My hair is still thinning. To me, it is noticeable. Planning on trying a hair, skin, and nails supplement from ItWorks. I know a lovely lady that is a distributor for them. That will probably be part of my gift to myself. The bio-availability on that product sounds better than others. It would also be great if my nails could stop breaking. This supplement will hopefully help both issues.
Weight continues to be a problem. I am resuming the course set for me by medical weight loss. While my husband has been dealing with his problems, I deviated from their plan. I wanted to try mindful eating instead of counting calories, protein, and carbohydrates. Let me tell you, mindful eating does not work for stress eaters. I am fairly sure I have not reached my starting weight from the beginning of the year, but I am pretty sure I have put back on some pounds. At my upcoming appointment, I will know where I stand.

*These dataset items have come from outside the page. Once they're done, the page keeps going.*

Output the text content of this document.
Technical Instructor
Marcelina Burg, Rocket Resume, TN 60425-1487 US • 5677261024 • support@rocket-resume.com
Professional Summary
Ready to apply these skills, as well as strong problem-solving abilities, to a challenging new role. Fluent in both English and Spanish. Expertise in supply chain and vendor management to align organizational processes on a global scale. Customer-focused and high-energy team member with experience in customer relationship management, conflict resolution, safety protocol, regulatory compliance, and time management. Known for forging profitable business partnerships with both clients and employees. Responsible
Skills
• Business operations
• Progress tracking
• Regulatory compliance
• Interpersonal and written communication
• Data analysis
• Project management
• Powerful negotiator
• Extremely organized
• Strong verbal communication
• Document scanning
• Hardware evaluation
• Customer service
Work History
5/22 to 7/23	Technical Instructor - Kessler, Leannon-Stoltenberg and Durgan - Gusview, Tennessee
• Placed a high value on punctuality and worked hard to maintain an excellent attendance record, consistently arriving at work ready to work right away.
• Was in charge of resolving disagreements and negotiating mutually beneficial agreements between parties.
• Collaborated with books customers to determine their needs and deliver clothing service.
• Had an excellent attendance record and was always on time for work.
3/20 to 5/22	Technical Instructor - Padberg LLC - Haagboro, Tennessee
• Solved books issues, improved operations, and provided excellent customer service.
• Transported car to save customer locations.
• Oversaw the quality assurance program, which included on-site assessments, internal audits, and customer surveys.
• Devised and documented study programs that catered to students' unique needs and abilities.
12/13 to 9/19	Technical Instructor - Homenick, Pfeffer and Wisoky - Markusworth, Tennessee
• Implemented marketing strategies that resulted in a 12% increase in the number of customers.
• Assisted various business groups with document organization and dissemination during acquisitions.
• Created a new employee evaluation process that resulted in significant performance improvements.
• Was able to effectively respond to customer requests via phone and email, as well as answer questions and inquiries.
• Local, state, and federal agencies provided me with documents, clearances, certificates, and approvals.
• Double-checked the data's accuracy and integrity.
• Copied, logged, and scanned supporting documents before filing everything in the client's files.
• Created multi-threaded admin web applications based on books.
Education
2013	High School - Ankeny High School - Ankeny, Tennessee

PCOS really does affect my ability to lose weight and keep it off. Weirdly, my labs are always normal or the high end of normal. So, I don’t actually know what is wrong if anything. Luckily, my menses have stabilized enough for the app I use to actually give me an accurate start date to within a few days, usually. That is something I have struggled with as well. Irregularity is rough on my body.
I wanted to wish my mother happy birthday (again!). I know that now it’s after, but I did make my wishes on your big day. I loved that your coworkers spiffed you up and drove you a little nuts. I know that there have been plenty of times recently that you have wanted to be here with us. I know you love me to pieces. The older I get, the more I appreciate all you have done and all you continue to do in my life.
My mother is one of my biggest supporters. She tells me things truthfully but with caring. She is wise beyond her years. She wants the best for her children. It is evident to me in how she treats me and my sisters that we really did get lucky to be born to her. She is not perfect, but who is? She is the best mother she can be, and I love her.
And today, I wish her a very merry un-birthday!
So, that is my world of updates, for now. To those people that I had addresses for, your Christmas card will be in the mail this week. I have received 2 for my refrigerator so far! Hoping to have dull news through at least Christmas. Hoping everyone has a safe holiday season. I love everyone that gives us support. I love my family and friends. Looking forward to the end of 2015, and I just hope everyone is safe, well, and healthy!